Potential Centre Interest Group on "Ageing and Dementia". Carol Brayne (Professor of Public Health Medicine) convened a planning meeting on 10 February, which identified actions towards setting up a CIG on ageing and dementia. Discussion covered issues such as whether preventative care saves or increases costs in the NHS, and the risks of intergenerational strife. A further meeting in March will discuss "mapping" the issues and the possible application of modelling techniques and scenario planning, as the basis for a potential workshop. If you're interested in this area please contact us.

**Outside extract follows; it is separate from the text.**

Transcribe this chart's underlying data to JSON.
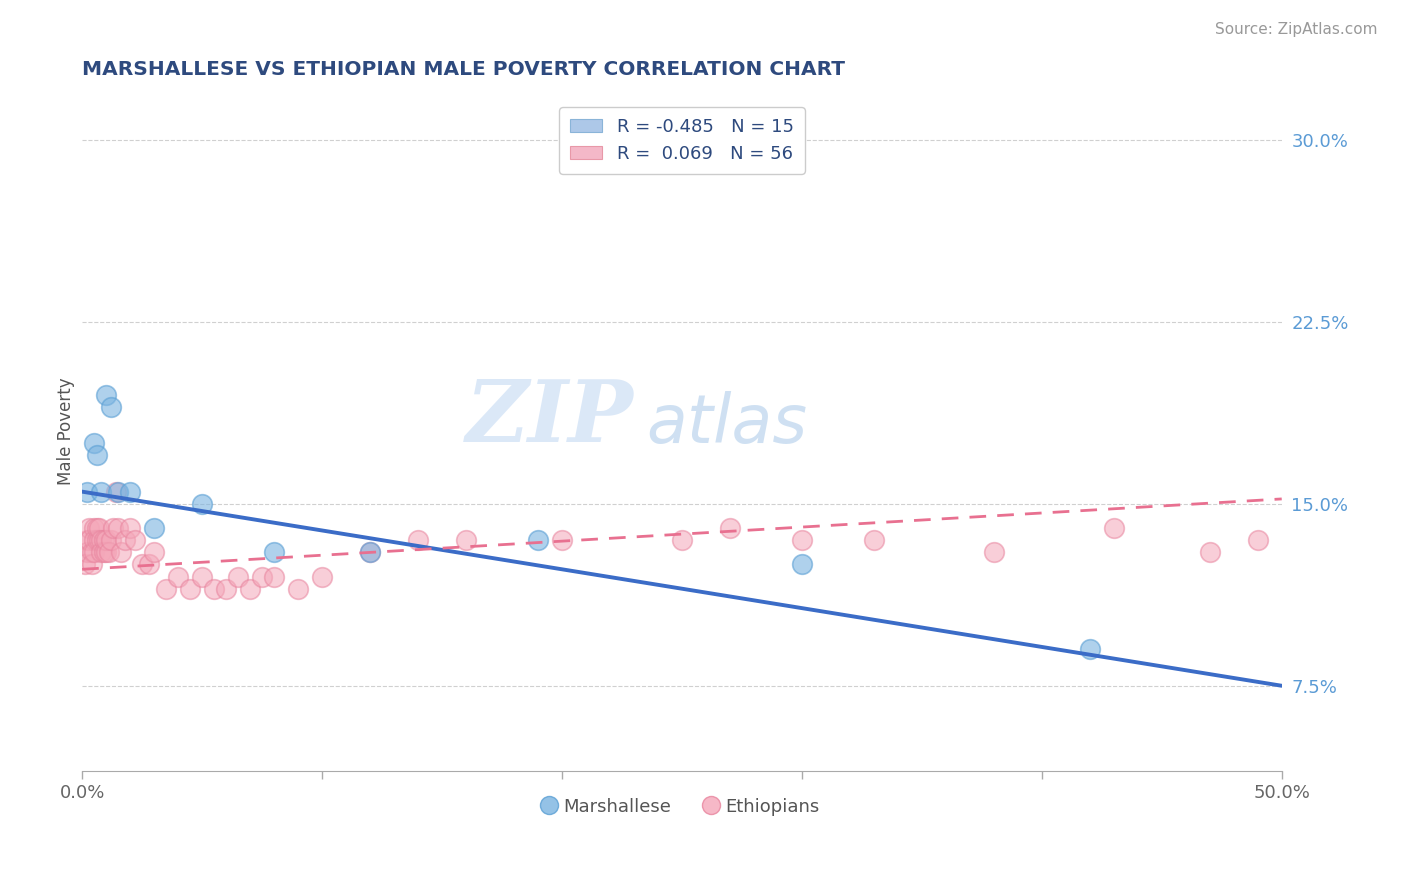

Discussion on Networking Tools. The CSaP held a discussion meeting in January to gather views on what social networking tools - Facebook, LinkedIn, Within3, etc - might be appropriate to support interactions between scientists and policy makers. The meeting discussed the reasons for the success of talks.cam, the needs for security and authentication, and potential links to staff databases. The Centre would be keen to hear from anyone interested in helping to develop such tools. Meanwhile, the CSaP website (www.csap.org.uk) will be relaunched in March with a redesigned home page featuring the Centre's latest news.
Annual Report published. The CSaP's first Annual Report has been published, covering the activities of the Centre in 2009 and the roadmap for 2010 and beyond. The report can be downloaded from the CSaP website.
A debt of gratitude. CSaP would like to thank the David Harding Foundation and the Isaac Newton Trust for their donations which made the Centre's creation possible.